Pastrana staked his presidency on the peace process, and in his speech insisted that the three-year-long talks had not been wasted. He said the U.S.-backed military was stronger than it had ever been in Colombian history. And he said the process had proved to Colombians that the FARC could not negotiate in good faith.

Halfway through the speech, he stopped talking to show video clips of destruction attributed to the rebels: bridges that had been blown up, a homemade bomb in a church, buildings destroyed by explosions, a child's body lying under a sheet. Then he showed aerial photographs that he said were of airstrips and highways the FARC had built inside the Switzerland-sized safe haven in order to further their drug trafficking activities.

"Now no one believes in their willingness to reach peace," he said.

Wednesday's hijacking came just a month after foreign diplomats managed to save the peace process from its last crisis. During that crisis, the president twice gave the guerrillas 48 hours to make concessions, or abandon their safe haven. This time, he gave them less than three hours, promising to send in troops at midnight.

Wednesday morning's hijacking was one of the rebels' most brazen attacks. Four rebels dressed in civilian clothes and armed with handguns forced the Aires airlines flight to make a detour south and land on a two-lane highway.

Camouflage-clad rebels met the plane as it landed on a narrow road near the town of Hobo, clipping small trees before it came to a stop. The waiting rebels then whisked away the four armed hijackers and the senator.

The fleeing guerrillas blew up a bridge and planted land mines to prevent security forces from chasing them.

The remaining 29 passengers and crew of the Aires airlines Dash-8 turboprop were freed unharmed.

Rebel leader Andres Paris declined to comment on the hijacking Wednesday evening, saying he wasn't "authorized to give information."

There was no immediate comment from the rebels regarding Pastrana's decision to end the peace process.

The news was greeted in Bogota by drivers honking their horns.

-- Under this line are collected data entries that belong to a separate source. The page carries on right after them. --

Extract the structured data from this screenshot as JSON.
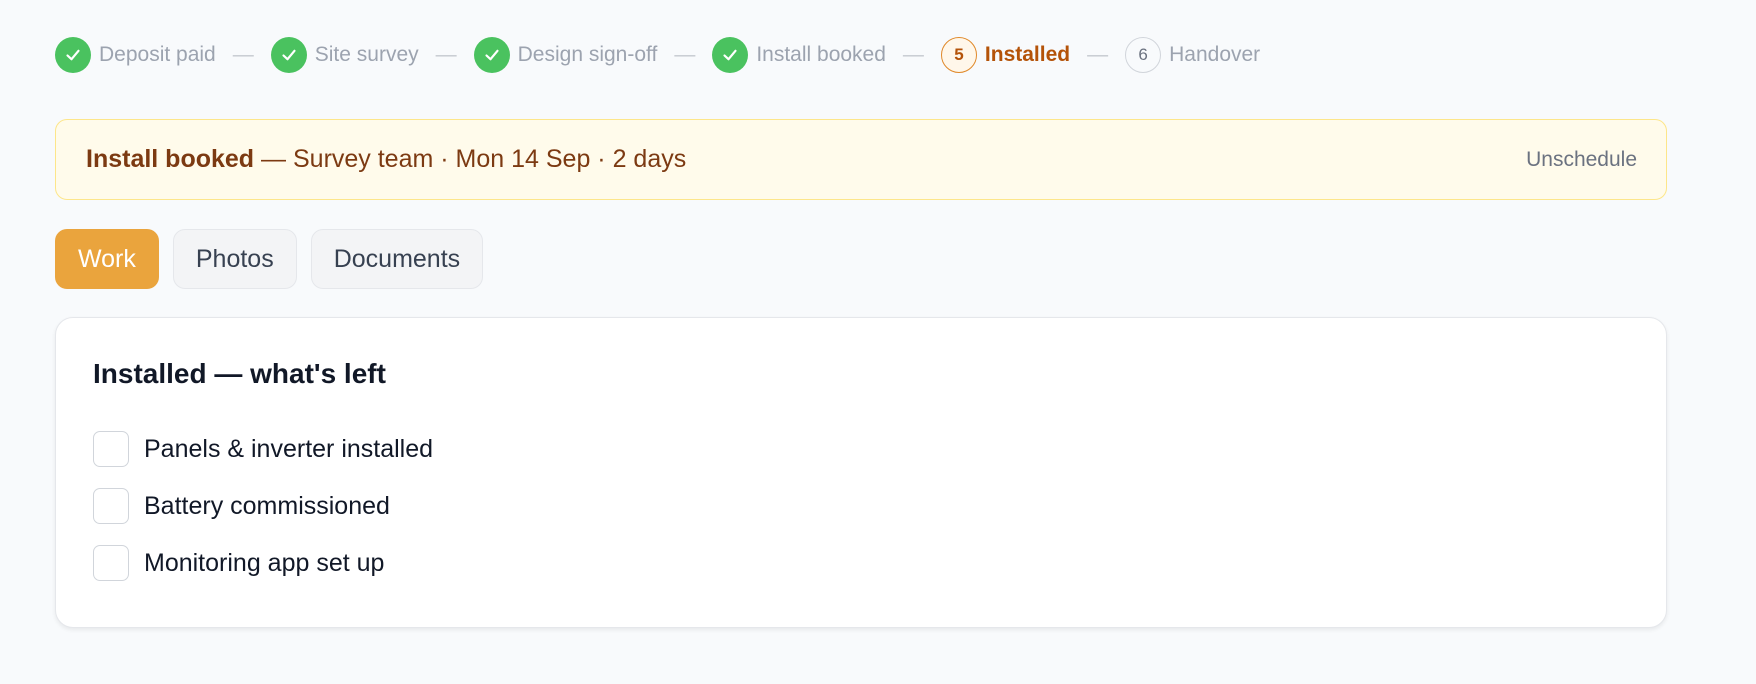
{
  "stepper": {
    "steps": [
      {
        "label": "Deposit paid",
        "state": "done"
      },
      {
        "label": "Site survey",
        "state": "done"
      },
      {
        "label": "Design sign-off",
        "state": "done"
      },
      {
        "label": "Install booked",
        "state": "done"
      },
      {
        "label": "Installed",
        "number": "5",
        "state": "current"
      },
      {
        "label": "Handover",
        "number": "6",
        "state": "pending"
      }
    ],
    "separator": "—"
  },
  "banner": {
    "title": "Install booked",
    "details": " — Survey team · Mon 14 Sep · 2 days",
    "action_label": "Unschedule"
  },
  "tabs": [
    {
      "label": "Work",
      "active": true
    },
    {
      "label": "Photos",
      "active": false
    },
    {
      "label": "Documents",
      "active": false
    }
  ],
  "card": {
    "title": "Installed — what's left",
    "items": [
      {
        "label": "Panels & inverter installed",
        "checked": false
      },
      {
        "label": "Battery commissioned",
        "checked": false
      },
      {
        "label": "Monitoring app set up",
        "checked": false
      }
    ]
  },
  "colors": {
    "done": "#4ac25f",
    "current": "#b45309",
    "accent": "#eaa43d",
    "banner_bg": "#fffbeb",
    "banner_text": "#7c3a12"
  }
}
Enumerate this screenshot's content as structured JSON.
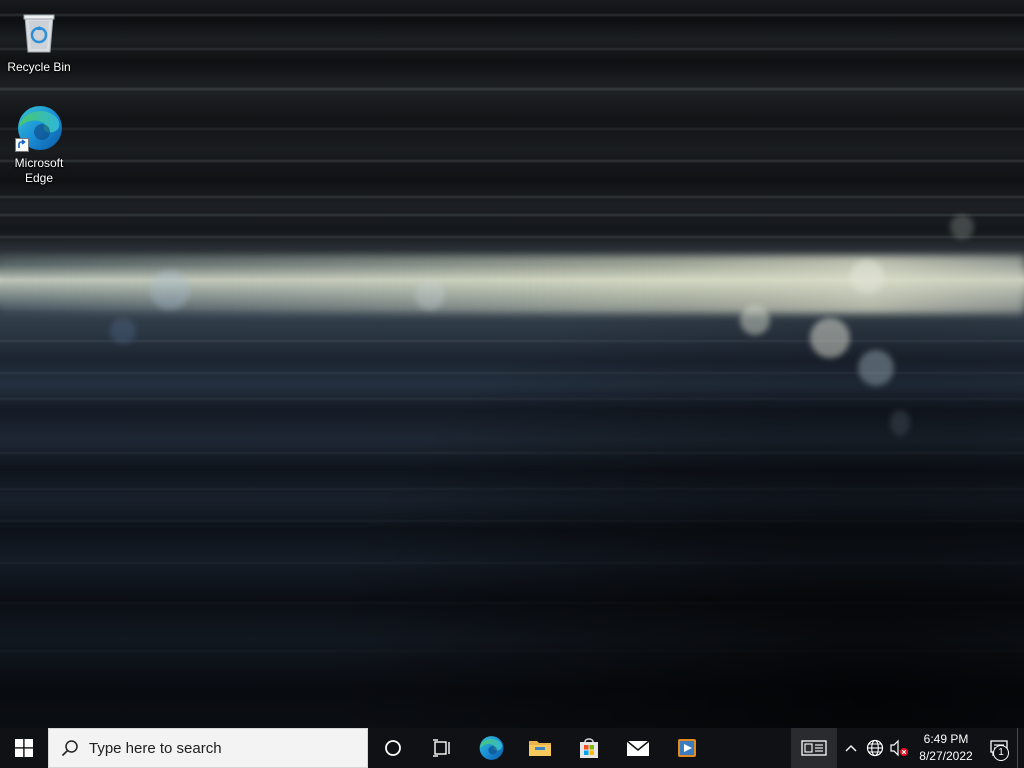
{
  "desktop": {
    "icons": [
      {
        "label": "Recycle Bin",
        "icon": "recycle-bin-icon"
      },
      {
        "label": "Microsoft Edge",
        "icon": "edge-icon",
        "shortcut": true
      }
    ]
  },
  "taskbar": {
    "start_icon": "windows-logo-icon",
    "search": {
      "placeholder": "Type here to search",
      "icon": "search-icon"
    },
    "pinned": [
      {
        "name": "cortana",
        "icon": "cortana-icon"
      },
      {
        "name": "task-view",
        "icon": "task-view-icon"
      },
      {
        "name": "microsoft-edge",
        "icon": "edge-icon"
      },
      {
        "name": "file-explorer",
        "icon": "folder-icon"
      },
      {
        "name": "microsoft-store",
        "icon": "store-icon"
      },
      {
        "name": "mail",
        "icon": "mail-icon"
      },
      {
        "name": "media-player",
        "icon": "media-player-icon"
      }
    ],
    "tray": {
      "news_icon": "news-and-interests-icon",
      "chevron_icon": "chevron-up-icon",
      "network_icon": "globe-network-icon",
      "volume_icon": "volume-muted-icon",
      "time": "6:49 PM",
      "date": "8/27/2022",
      "notification_count": "1"
    }
  },
  "colors": {
    "taskbar_bg": "#101114",
    "search_bg": "#f3f3f3",
    "edge_blue": "#0c59a4",
    "edge_green": "#5ad366"
  }
}
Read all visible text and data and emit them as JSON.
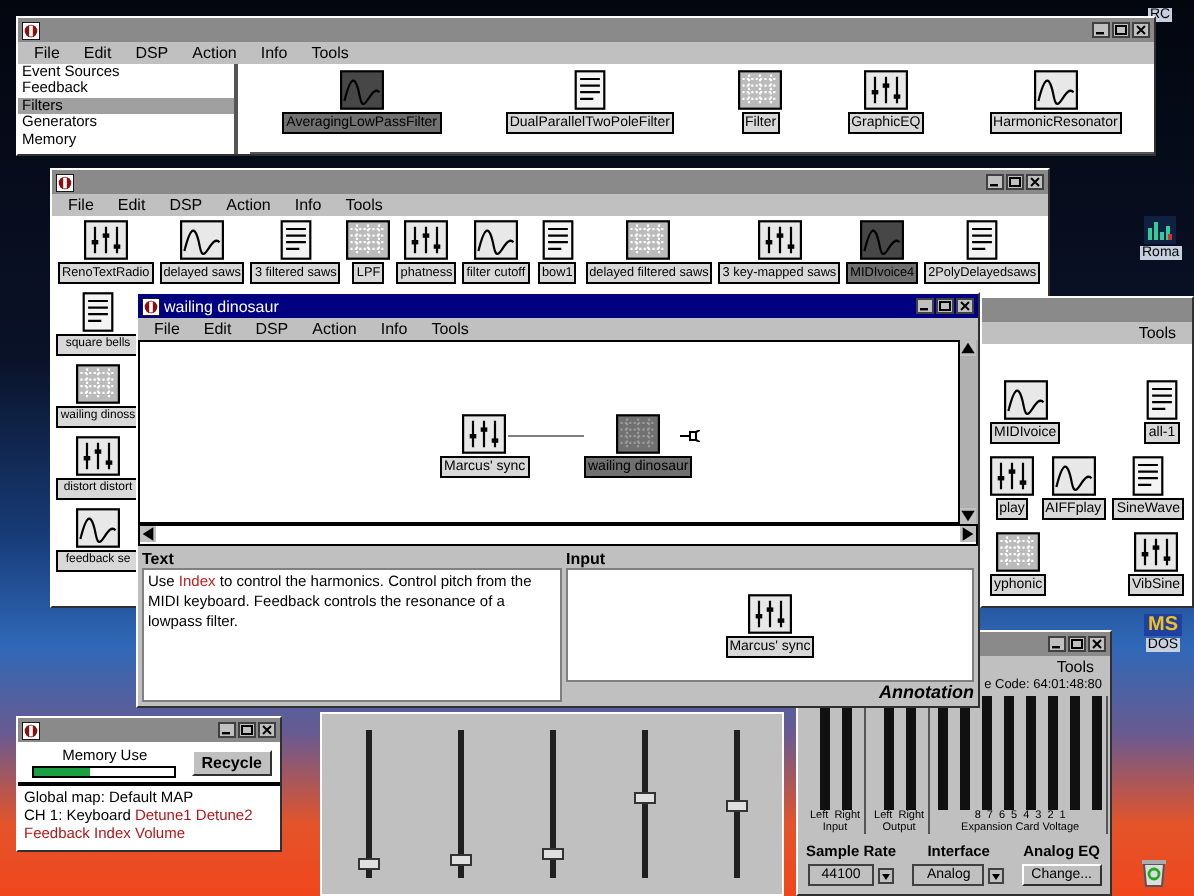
{
  "library_window": {
    "menu": [
      "File",
      "Edit",
      "DSP",
      "Action",
      "Info",
      "Tools"
    ],
    "categories": [
      {
        "label": "Event Sources",
        "selected": false
      },
      {
        "label": "Feedback",
        "selected": false
      },
      {
        "label": "Filters",
        "selected": true
      },
      {
        "label": "Generators",
        "selected": false
      },
      {
        "label": "Memory",
        "selected": false
      }
    ],
    "modules": [
      {
        "label": "AveragingLowPassFilter",
        "selected": true
      },
      {
        "label": "DualParallelTwoPoleFilter",
        "selected": false
      },
      {
        "label": "Filter",
        "selected": false
      },
      {
        "label": "GraphicEQ",
        "selected": false
      },
      {
        "label": "HarmonicResonator",
        "selected": false
      }
    ]
  },
  "patch_window": {
    "menu": [
      "File",
      "Edit",
      "DSP",
      "Action",
      "Info",
      "Tools"
    ],
    "patches": [
      {
        "label": "RenoTextRadio",
        "selected": false
      },
      {
        "label": "delayed saws",
        "selected": false
      },
      {
        "label": "3 filtered saws",
        "selected": false
      },
      {
        "label": "LPF",
        "selected": false
      },
      {
        "label": "phatness",
        "selected": false
      },
      {
        "label": "filter cutoff",
        "selected": false
      },
      {
        "label": "bow1",
        "selected": false
      },
      {
        "label": "delayed filtered saws",
        "selected": false
      },
      {
        "label": "3 key-mapped saws",
        "selected": false
      },
      {
        "label": "MIDIvoice4",
        "selected": true
      },
      {
        "label": "2PolyDelayedsaws",
        "selected": false
      }
    ],
    "column": [
      "square bells",
      "wailing dinoss",
      "distort distort",
      "feedback se"
    ]
  },
  "back_window": {
    "menu": [
      "Tools"
    ],
    "rows": [
      [
        "MIDIvoice",
        "all-1"
      ],
      [
        "play",
        "AIFFplay",
        "SineWave"
      ],
      [
        "yphonic",
        "VibSine"
      ]
    ]
  },
  "editor_window": {
    "title": "wailing dinosaur",
    "menu": [
      "File",
      "Edit",
      "DSP",
      "Action",
      "Info",
      "Tools"
    ],
    "nodes": [
      {
        "label": "Marcus' sync",
        "selected": false
      },
      {
        "label": "wailing dinosaur",
        "selected": true
      }
    ],
    "text_heading": "Text",
    "text_body": "Use **Index** to control the harmonics.  Control pitch from the MIDI keyboard.  Feedback controls the resonance of a lowpass filter.",
    "input_heading": "Input",
    "input_node": "Marcus' sync",
    "annotation": "Annotation"
  },
  "sliders": [
    {
      "level": 0.05
    },
    {
      "level": 0.08
    },
    {
      "level": 0.12
    },
    {
      "level": 0.5
    },
    {
      "level": 0.45
    }
  ],
  "memory_window": {
    "heading": "Memory Use",
    "level": 0.4,
    "button": "Recycle",
    "lines": [
      "Global map: Default MAP",
      "CH 1: Keyboard **Detune1** **Detune2**",
      "**Feedback** **Index** **Volume**"
    ]
  },
  "audio_window": {
    "menu": [
      "Tools"
    ],
    "timecode": "e Code: 64:01:48:80",
    "groups": [
      {
        "channels": [
          "Left",
          "Right"
        ],
        "label": "Input"
      },
      {
        "channels": [
          "Left",
          "Right"
        ],
        "label": "Output"
      },
      {
        "channels": [
          "8",
          "7",
          "6",
          "5",
          "4",
          "3",
          "2",
          "1"
        ],
        "label": "Expansion Card Voltage"
      }
    ],
    "sample_rate": {
      "label": "Sample Rate",
      "value": "44100"
    },
    "interface": {
      "label": "Interface",
      "value": "Analog"
    },
    "eq": {
      "label": "Analog EQ",
      "button": "Change..."
    }
  },
  "desktop_icons": [
    {
      "label": "RC"
    },
    {
      "label": "Roma"
    },
    {
      "label": "DOS",
      "logo": "MS"
    }
  ]
}
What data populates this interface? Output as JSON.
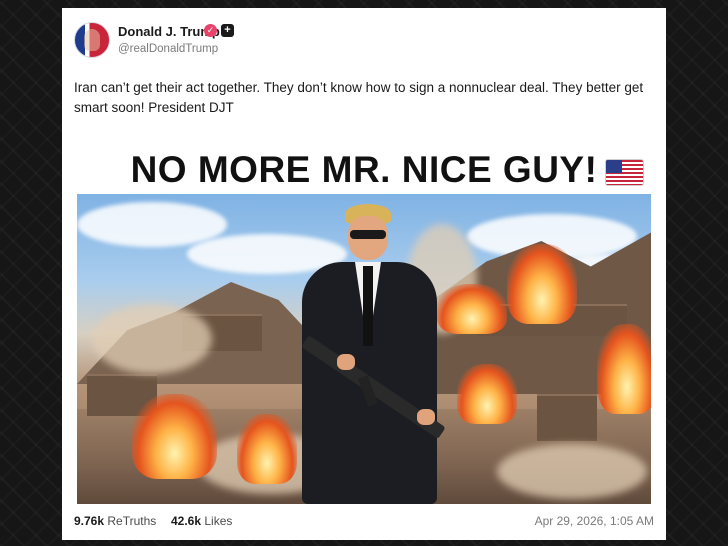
{
  "post": {
    "author_name": "Donald J. Trump",
    "handle": "@realDonaldTrump",
    "verified_icon": "check-badge-icon",
    "plus_icon": "plus-icon",
    "text": "Iran can’t get their act together. They don’t know how to sign a nonnuclear deal. They better get smart soon! President DJT",
    "image_headline": "NO MORE MR. NICE GUY!",
    "flag_icon": "us-flag-icon"
  },
  "stats": {
    "retruths_count": "9.76k",
    "retruths_label": "ReTruths",
    "likes_count": "42.6k",
    "likes_label": "Likes",
    "timestamp": "Apr 29, 2026, 1:05 AM"
  },
  "colors": {
    "background": "#161616",
    "card": "#ffffff",
    "verified_badge": "#e8436a",
    "text": "#1a1a1a",
    "muted": "#7a7a7a"
  }
}
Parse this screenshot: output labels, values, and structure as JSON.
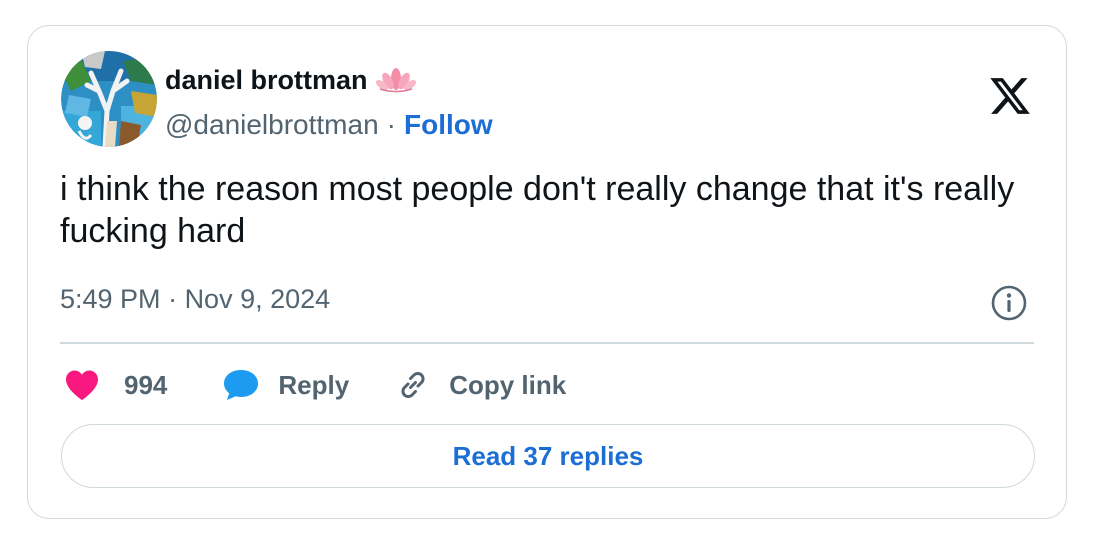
{
  "tweet": {
    "author_name": "daniel brottman",
    "author_emoji": "lotus-icon",
    "handle": "@danielbrottman",
    "separator": "·",
    "follow_label": "Follow",
    "text": "i think the reason most people don't really change that it's really fucking hard",
    "time": "5:49 PM",
    "date": "Nov 9, 2024",
    "meta_separator": " · "
  },
  "actions": {
    "likes_count": "994",
    "reply_label": "Reply",
    "copy_label": "Copy link"
  },
  "footer": {
    "read_replies_label": "Read 37 replies"
  },
  "colors": {
    "link_blue": "#1d6ed4",
    "like_pink": "#f91880",
    "reply_blue": "#1d9bf0",
    "muted_text": "#536471",
    "border": "#cfd9de"
  }
}
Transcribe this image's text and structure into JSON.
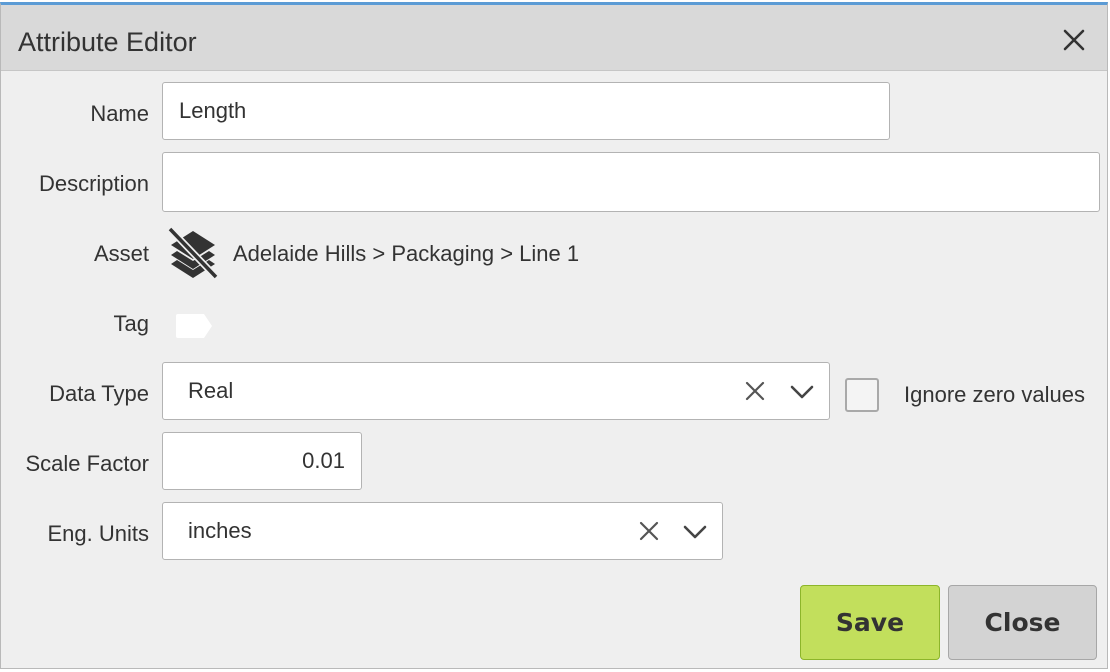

"This peace process didn't make sense because of the actions of the guerrillas," said Jaime Tapia, a shopkeeper in Bogota. "It doesn't matter if there is a war. We are already at war."

But the capital and the major cities have largely been spared from the violence that rages in the countryside.

"The guerrillas were too strong and the president got tired of it," said taxi driver Fernando Cepeda. He didn't think a wider war would reach as far as Bogota.

Colombia's 38-year civil war pits the FARC and a smaller rebel group against government troops and an illegal right-wing paramilitary. Roughly 3,500 people, most of them civilians, die every year in the fighting.